Why celebrate this festival that seems so “Christian”? Why is it of any value? Rudolf Steiner gives some insight into an understanding of the “Inauguration of Waldorf Education” in a lecture called “Education as a Social Problem”, August 16, 1919.
“If humanity were not to develop anything else except intellectual intelligence, Man would become an evil being on earth”. If we want to think of a wholesome future of mankind, we must not count on the one-sided development of intelligence… At this point we confront a deep secret of Christian-esoteric development. If the Mystery of Golgotha had not taken place in the course of earthly evolution, human beings could not avoid gradually becoming evil through their intelligence; inevitably they would fall prey to error… But Christ has flowed out into the evolution of humanity, and since then He is within it – within that which one knows as The Resurrection – and He is, above all, within our own forces of soul.
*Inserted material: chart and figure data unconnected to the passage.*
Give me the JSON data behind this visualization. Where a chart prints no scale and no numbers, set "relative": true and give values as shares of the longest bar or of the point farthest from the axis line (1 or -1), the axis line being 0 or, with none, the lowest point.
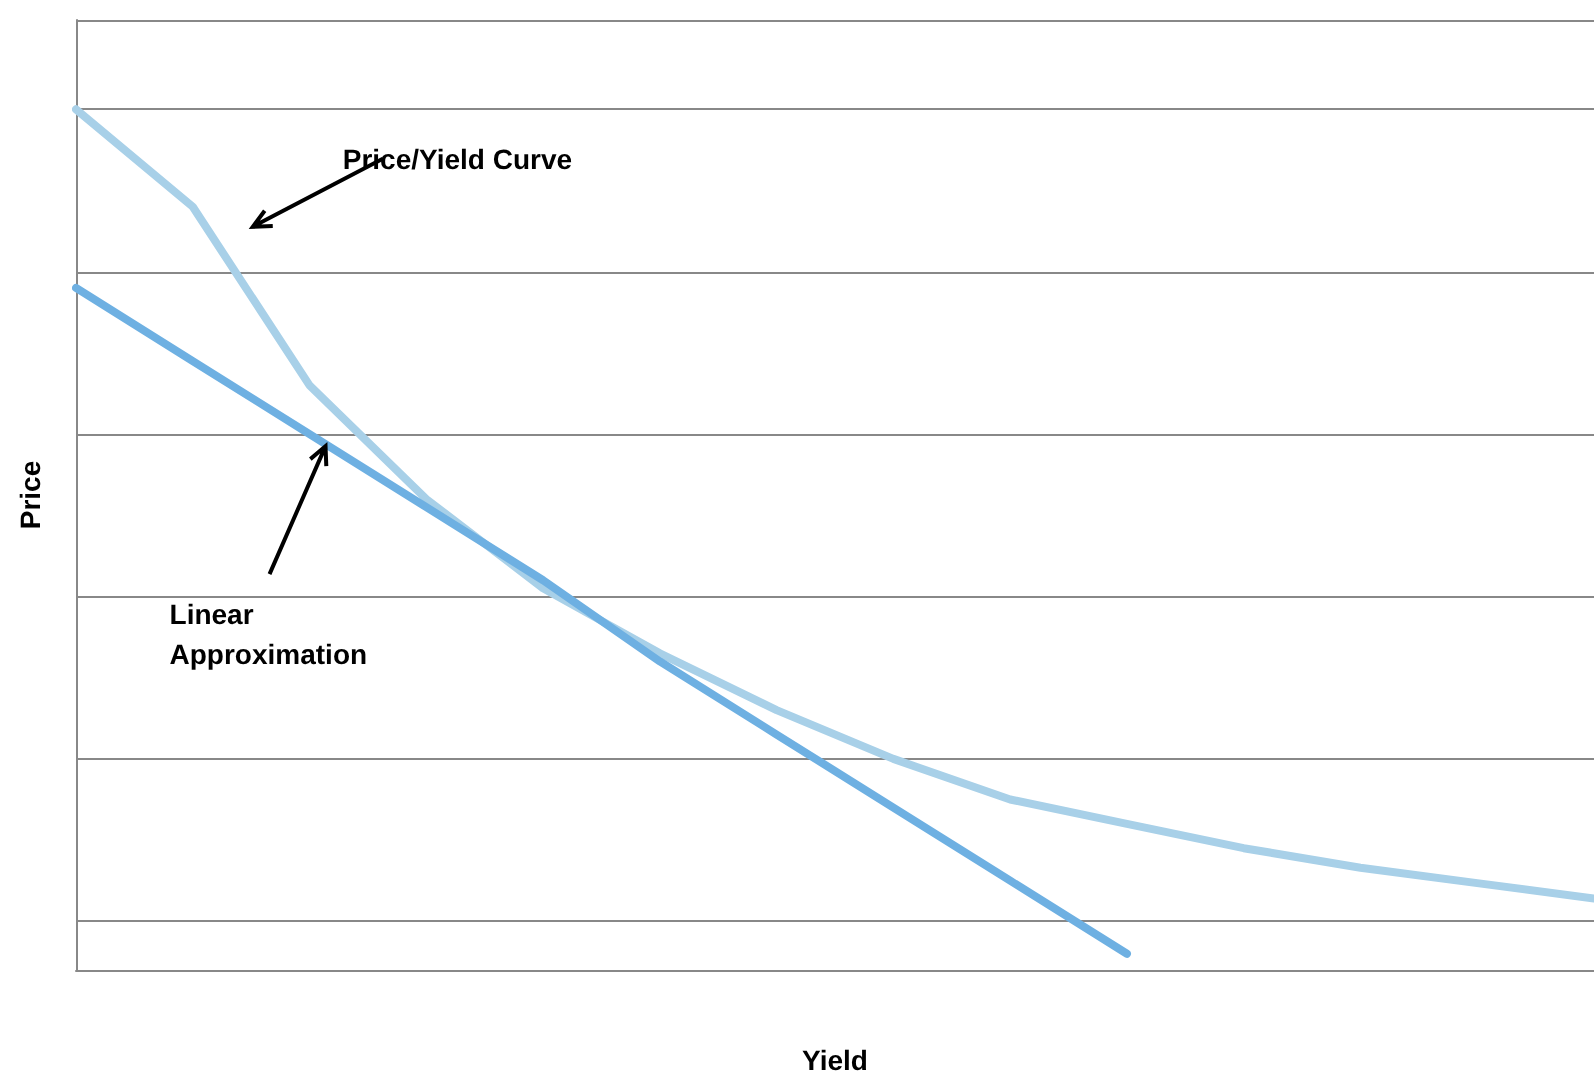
{
  "chart_data": {
    "type": "line",
    "relative": true,
    "xlabel": "Yield",
    "ylabel": "Price",
    "categories": [
      null,
      null,
      null,
      null,
      null,
      null,
      null,
      null,
      null,
      null,
      null,
      null,
      null,
      null
    ],
    "series": [
      {
        "color": "#a8d0e8",
        "values": [
          1.0,
          0.88,
          0.66,
          0.52,
          0.41,
          0.33,
          0.26,
          0.2,
          0.15,
          0.12,
          0.09,
          0.066,
          0.047,
          0.028
        ]
      },
      {
        "color": "#6eb0e2",
        "values": [
          0.78,
          0.69,
          0.6,
          0.51,
          0.42,
          0.32,
          0.23,
          0.14,
          0.05,
          -0.04,
          null,
          null,
          null,
          null
        ]
      }
    ],
    "annotations": [
      "Price/Yield Curve",
      "Linear Approximation"
    ],
    "grid": "y",
    "marker": "none",
    "line_style": "solid"
  }
}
It must be demanded, especially of teachers, that their souls be strongly gripped by the anxious concern on behalf of humanity in the face of the temptations which the intellect brings with it! We must, however, be clear that this Christ-Impulse should not be the dogmatism of some religious body.
In a foreword to the book “The Festivals and their Meaning”, A,P. Shepherd points out that Rudolf Steiner saw Whitsun or Pentecost as the completion of the great redemptive work of Christ, a completion into which man could not enter in full consciousness until our present age.
The Origin of the Festival of Whitsun
The Mystery of Golgotha is accomplished and then follows the Resurrection, after which Christ is still perceived for a time. Then at the so-called Ascension, His closest disciples are able to perceive the dissolution of the bodily form which He had assumed. They gather together in Jerusalem for ten days. On the Day of Pentecost – a Jewish Festival – they are gathered together. They experience a mighty wind, tongues of fire descend on their heads, they understand different people speaking different languages.
Thus they receive the “Holy Spirit”.
Found in the Bible: Acts 2: 1-13
“Thus we now understand what the power of the Holy Spirit is: it is the power which will raise each man ever more and more above all that differentiates and separates him from others, and make him a member of the whole of humanity on the earth, a power which works as a bond of soul between each and every soul, no matter in what bodies they may be.
Why is it celebrated here at Stellenbosch and not often in other schools?
1) Estelle Bryer encouraged me enthusiastically at the founding of Honeybush to think of bringing Whitsun into the nursery school, emphasizing the social aspect and the colours – white and orange. It was celebrated as a morning open to mothers to come and light candles with their children in the early Honeybush days.
2) I found out it is an old Stellenbosch rural tradition especially amongst farm mothers to dress in pure white for “Pinkster Sondag” (also a tradition in the British Waldorf Kindergartens). The first Honeybush parents from Idas Valley, Pniel and Kylemore embraced the celebration wholeheartedly, remembering their own school days.
3) In later years teachers became enthusiastic about Whitsun; the children who knew it in the nursery school wished to continue celebrating. It grew into a “tradition”, but clearly with a very true purpose in mind.
Sources for developing Whitsun:
1) Festivals with Children, Brigitte Barz p.70+
2) Festivals, Family and Food, Diana Carey, Judy Large p.48+
3) The Festivals and their Meaning, Rudolf Steiner, p.243+
Every year the festival has developed further and further with the enthusiasm of more teachers adding new elements. In 1999 we worked with the 12 senses and came to the idea of the memory and the etheric and the sense of smell being strongly linked. Then we decided to create the orange-clove candle holders – while the children work on the candle holder they can associate oranges with water, rain, fallen leaves, fires …
There is also the white dove symbol of the Holy Spirit and also of peace … We can make white paper doves and hear a white bird story! The flames burning together emphasise the community created in a school – the overcoming of what separates us, for in each of us there exists the eternal!
We all dress in white in the old Stellenbosch tradition, perhaps symbolizing our pure intentions? We also in this way look ahead to the great St. John’s Bonfire at the end of term.